Course description
Information theory is an indispensable tool for a statistician (data scientist?). It allows one to quantize the information a random variable reveals about another, bit-by-bit. This is in contrast to the classical probability view where one can quantify knowing or not knowing a random variable, but not having a bit of information about it. The incremental notion of information and uncertainty provided by information theory enables the proof of lower bounds for statistical problems, the design of penalty functions for model selection, and the design of information theoretic metrics for feature selection.

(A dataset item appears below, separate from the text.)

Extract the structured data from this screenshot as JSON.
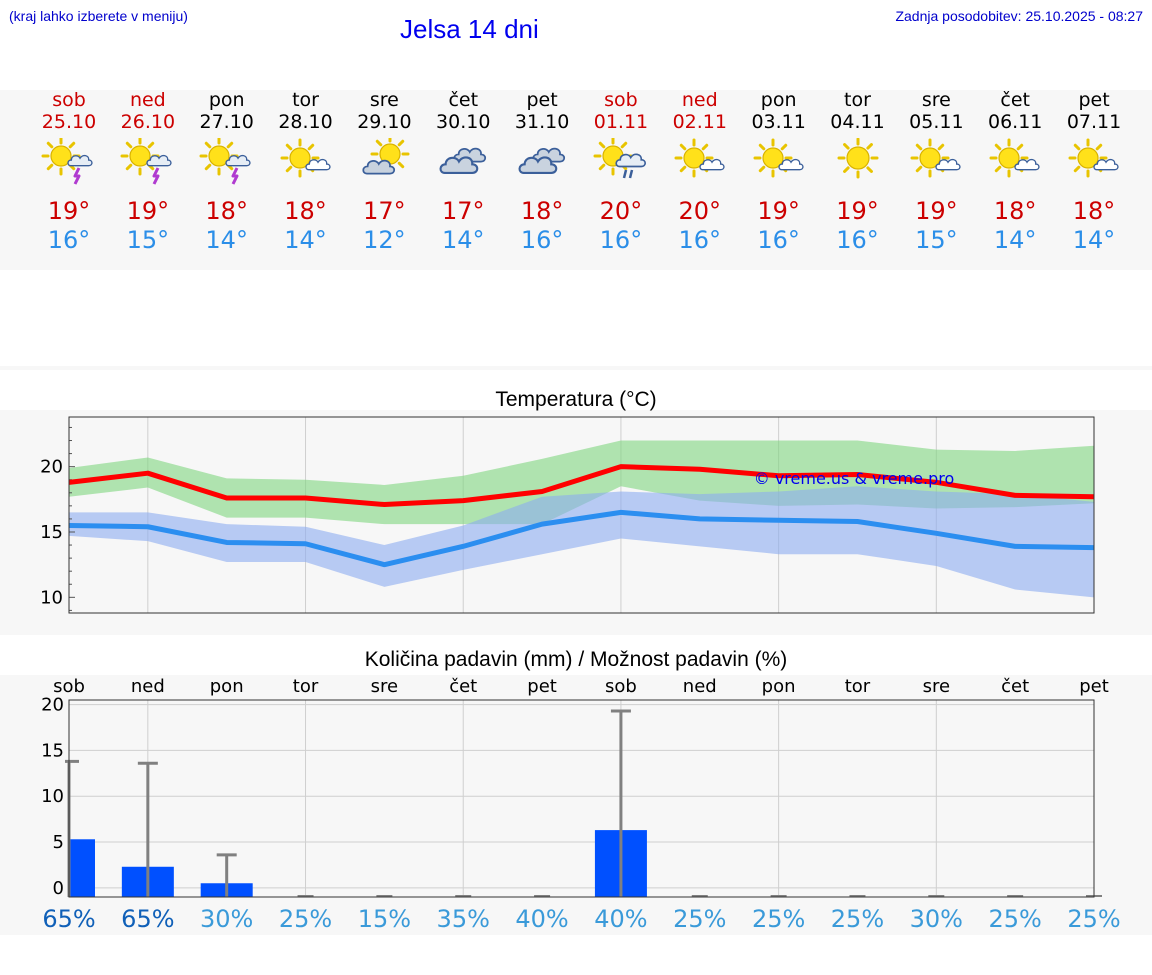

Furthermore, the measures of information provided by information theory gives rise to a geometry on the probability simplex which in turn provides a heuristic interpretation of several popular optimization procedures used in machine learning.
In this topics course, we will present several use-cases for information theory in statistics and machine learning and cover recent developments along with classic results. Our plan is to cover the following topics (but as a wise person once said:
Prediction is difficult, especially about the future).
- Part 1: Information theoretically optimal distribution testing and learning: Minmax and Bayesian formulations; Information theoretic lower bounds; case studies such as uniformity testing, learning Gaussian mixtures, etc..
- Part 2: Probability estimation and compression: Optimal redundancy compression; estimating discrete probabilities; universal portfolio and online learning; context tree weighting; model selection: BIC and MDL criteria.
- Part 3: Information geometry: A geometric view of parametric families; an information geometric view of popular optimization procedures (case studies: Alternating minization, belief propagation).
Resources: We will be drawing from several recent papers and books. The specific source will be given along with the lecture notes.